Structural Asymmetry and Trade Concerns
- European industries continue to benefit from decarbonisation subsidies, concessional public finance, and free ETS allowances (phased out between 2026–2034).
- In contrast, Indian exporters face full CBAM liabilities without comparable fiscal or policy support, creating an uneven competitive landscape.
- This asymmetry raises concerns regarding consistency with GATT Article III, which prohibits discriminatory internal taxation favouring domestic producers.
- The India-EU FTA (2026) does not provide exemptions from CBAM, limiting India’s immediate negotiating leverage.
Core Issue
- CBAM effectively shifts part of Europe’s decarbonisation burden onto developing country exporters, without sharing associated financial resources.
- Revenues generated from carbon pricing are retained within the EU, raising concerns of inequitable burden-sharing.
- Countries lacking control over carbon pricing on their exports risk becoming rule-takers rather than rule-makers in global climate governance.
India’s Existing Framework: Carbon Credit Trading Scheme (CCTS)
- India’s Carbon Credit Trading Scheme (2023) establishes a domestic carbon market through tradable emission certificates linked to measured emissions.
- The scheme is expected to expand across energy-intensive sectors, including steel and manufacturing.
- Under CBAM Regulation Article 9, carbon prices paid domestically can be credited against CBAM obligations, providing a legal pathway for recognition of India’s system.
- Strategic Response: India Border Adjustment Mechanism (IBAM)
- India may consider introducing an India Border Adjustment Mechanism (IBAM), imposing a domestic carbon charge on exports aligned with CBAM requirements.
- The design must be developed through FTA Annex 14-A technical dialogue, ensuring international recognition under CBAM Article 9.
- Proper sequencing would ensure that Indian exporters face no additional net carbon burden, while shifting revenue collection from the EU to India.

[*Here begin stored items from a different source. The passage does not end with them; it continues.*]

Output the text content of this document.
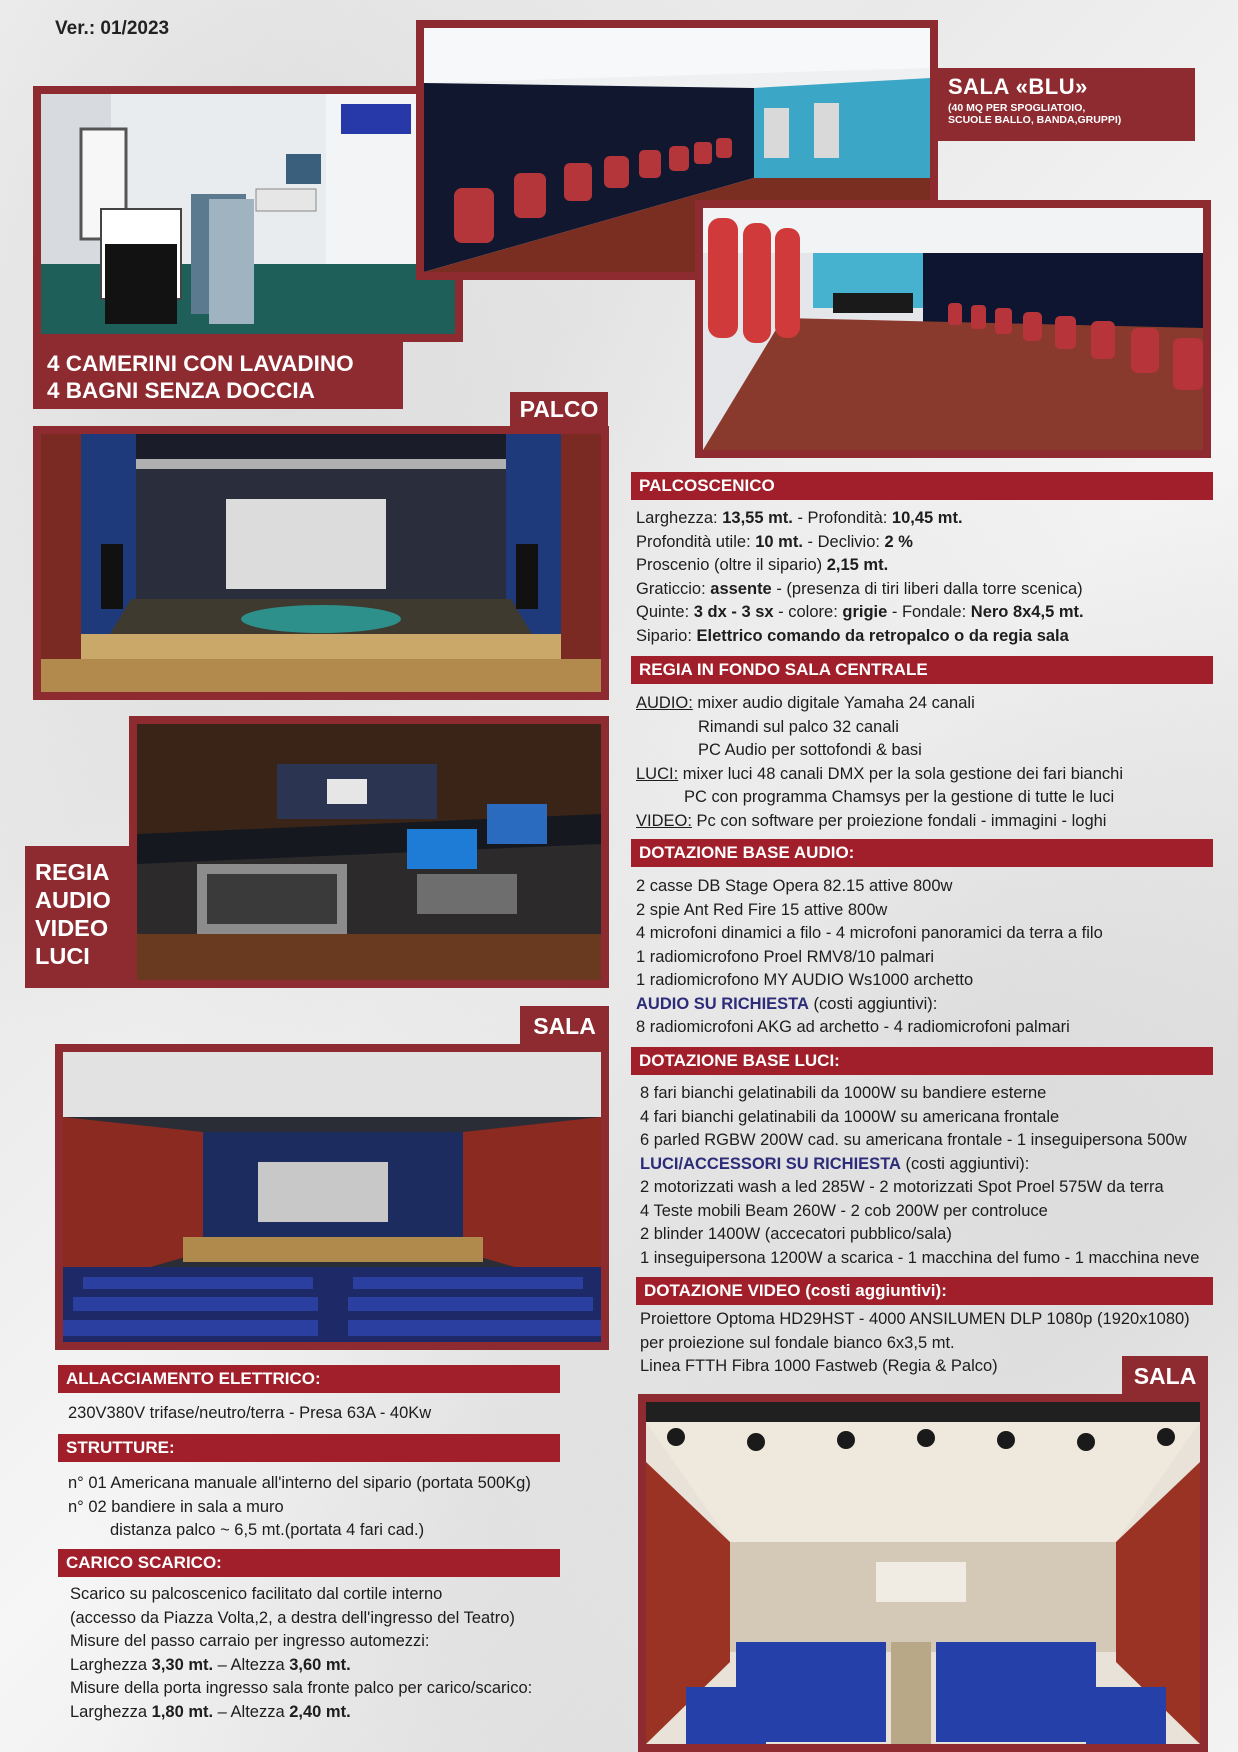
Ver.: 01/2023
SALA «BLU»
(40 MQ PER SPOGLIATOIO,
SCUOLE BALLO, BANDA,GRUPPI)
4 CAMERINI CON LAVADINO
4 BAGNI SENZA DOCCIA
PALCO
REGIA
AUDIO
VIDEO
LUCI
SALA
PALCOSCENICO
Larghezza: 13,55 mt. - Profondità: 10,45 mt.
Profondità utile: 10 mt. - Declivio: 2 %
Proscenio (oltre il sipario) 2,15 mt.
Graticcio: assente - (presenza di tiri liberi dalla torre scenica)
Quinte: 3 dx - 3 sx - colore: grigie - Fondale: Nero 8x4,5 mt.
Sipario: Elettrico comando da retropalco o da regia sala
REGIA IN FONDO SALA CENTRALE
AUDIO: mixer audio digitale Yamaha 24 canali
Rimandi sul palco 32 canali
PC Audio per sottofondi & basi
LUCI: mixer luci 48 canali DMX per la sola gestione dei fari bianchi
PC con programma Chamsys per la gestione di tutte le luci
VIDEO: Pc con software per proiezione fondali - immagini - loghi
DOTAZIONE BASE AUDIO:
2 casse DB Stage Opera 82.15 attive 800w
2 spie Ant Red Fire 15 attive 800w
4 microfoni dinamici a filo - 4 microfoni panoramici da terra a filo
1 radiomicrofono Proel RMV8/10 palmari
1 radiomicrofono MY AUDIO Ws1000 archetto
AUDIO SU RICHIESTA (costi aggiuntivi):
8 radiomicrofoni AKG ad archetto - 4 radiomicrofoni palmari
DOTAZIONE BASE LUCI:
8 fari bianchi gelatinabili da 1000W su bandiere esterne
4 fari bianchi gelatinabili da 1000W su americana frontale
6 parled RGBW 200W cad. su americana frontale - 1 inseguipersona 500w
LUCI/ACCESSORI SU RICHIESTA (costi aggiuntivi):
2 motorizzati wash a led 285W - 2 motorizzati Spot Proel 575W da terra
4 Teste mobili Beam 260W - 2 cob 200W per controluce
2 blinder 1400W (accecatori pubblico/sala)
1 inseguipersona 1200W a scarica - 1 macchina del fumo - 1 macchina neve
DOTAZIONE VIDEO (costi aggiuntivi):
Proiettore Optoma HD29HST - 4000 ANSILUMEN DLP 1080p (1920x1080)
per proiezione sul fondale bianco 6x3,5 mt.
Linea FTTH Fibra 1000 Fastweb (Regia & Palco)	SALA
ALLACCIAMENTO ELETTRICO:
230V380V trifase/neutro/terra - Presa 63A - 40Kw
STRUTTURE:
n° 01 Americana manuale all'interno del sipario (portata 500Kg)
n° 02 bandiere in sala a muro
distanza palco ~ 6,5 mt.(portata 4 fari cad.)
CARICO SCARICO:
Scarico su palcoscenico facilitato dal cortile interno
(accesso da Piazza Volta,2, a destra dell'ingresso del Teatro)
Misure del passo carraio per ingresso automezzi:
Larghezza 3,30 mt. – Altezza 3,60 mt.
Misure della porta ingresso sala fronte palco per carico/scarico:
Larghezza 1,80 mt. – Altezza 2,40 mt.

Economic and Developmental Implications
- Retaining carbon revenues within India can support green industrial transformation and technological upgrading.
- Potential utilisation includes:
- Modernisation of carbon-intensive industries (e.g., steel)

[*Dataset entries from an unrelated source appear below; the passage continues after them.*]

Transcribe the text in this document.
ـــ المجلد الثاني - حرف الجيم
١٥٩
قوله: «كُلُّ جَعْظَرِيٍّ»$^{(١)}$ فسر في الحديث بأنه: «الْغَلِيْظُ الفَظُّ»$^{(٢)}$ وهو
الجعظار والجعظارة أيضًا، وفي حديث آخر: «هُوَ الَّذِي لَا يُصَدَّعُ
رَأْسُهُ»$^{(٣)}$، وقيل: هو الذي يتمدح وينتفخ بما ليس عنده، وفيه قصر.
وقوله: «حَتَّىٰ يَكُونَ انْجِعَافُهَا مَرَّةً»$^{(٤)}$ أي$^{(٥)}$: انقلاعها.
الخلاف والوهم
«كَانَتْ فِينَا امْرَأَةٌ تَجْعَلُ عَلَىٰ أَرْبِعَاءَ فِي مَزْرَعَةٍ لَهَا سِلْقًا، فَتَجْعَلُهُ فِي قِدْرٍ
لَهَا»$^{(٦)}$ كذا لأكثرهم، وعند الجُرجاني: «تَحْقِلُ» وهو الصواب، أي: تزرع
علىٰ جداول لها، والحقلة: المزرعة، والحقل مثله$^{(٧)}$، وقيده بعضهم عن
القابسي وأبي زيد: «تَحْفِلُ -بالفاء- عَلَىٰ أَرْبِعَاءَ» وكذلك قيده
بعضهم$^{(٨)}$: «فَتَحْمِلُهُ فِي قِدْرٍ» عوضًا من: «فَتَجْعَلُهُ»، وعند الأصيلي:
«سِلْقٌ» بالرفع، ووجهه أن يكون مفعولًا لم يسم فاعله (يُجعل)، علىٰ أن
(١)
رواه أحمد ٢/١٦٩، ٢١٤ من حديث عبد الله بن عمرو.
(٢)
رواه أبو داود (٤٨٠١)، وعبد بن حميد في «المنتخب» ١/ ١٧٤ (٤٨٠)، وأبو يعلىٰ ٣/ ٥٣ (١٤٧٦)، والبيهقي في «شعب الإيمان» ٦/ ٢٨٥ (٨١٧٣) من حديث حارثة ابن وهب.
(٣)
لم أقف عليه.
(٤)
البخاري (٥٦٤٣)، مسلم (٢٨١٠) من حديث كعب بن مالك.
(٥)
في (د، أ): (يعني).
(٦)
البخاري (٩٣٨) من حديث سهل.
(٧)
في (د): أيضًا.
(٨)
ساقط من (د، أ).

- Expansion of renewable energy and green hydrogen
- Support for labour transition and skill development
- Transparent and ring-fenced utilisation of funds is essential to ensure credibility, efficiency, and public trust.
Way Forward
- Leverage Legal Provisions: Actively utilise CBAM Article 9 and FTA Annex 14-A to secure recognition of domestic carbon pricing.
- Develop IBAM with Caution: Ensure compliance with international trade rules and avoid unilateral measures that may trigger disputes.
- Strengthen Domestic Carbon Markets: Expand the scope, transparency, and credibility of CCTS implementation.
- Promote Climate Diplomacy: Advocate for equitable global carbon frameworks recognising differentiated responsibilities.
- Align Trade and Climate Policy: Integrate carbon pricing with industrial policy, export competitiveness, and energy transition strategies.
Conclusion
- CBAM marks a decisive shift in global trade, embedding climate considerations into market access and competitiveness frameworks. India’s response must ensure that climate action does not compromise economic sovereignty or developmental priorities. By strategically leveraging domestic policy instruments, India can ensure that its carbon revenues are retained and reinvested in its own green transition, thereby aligning climate responsibility with national interest.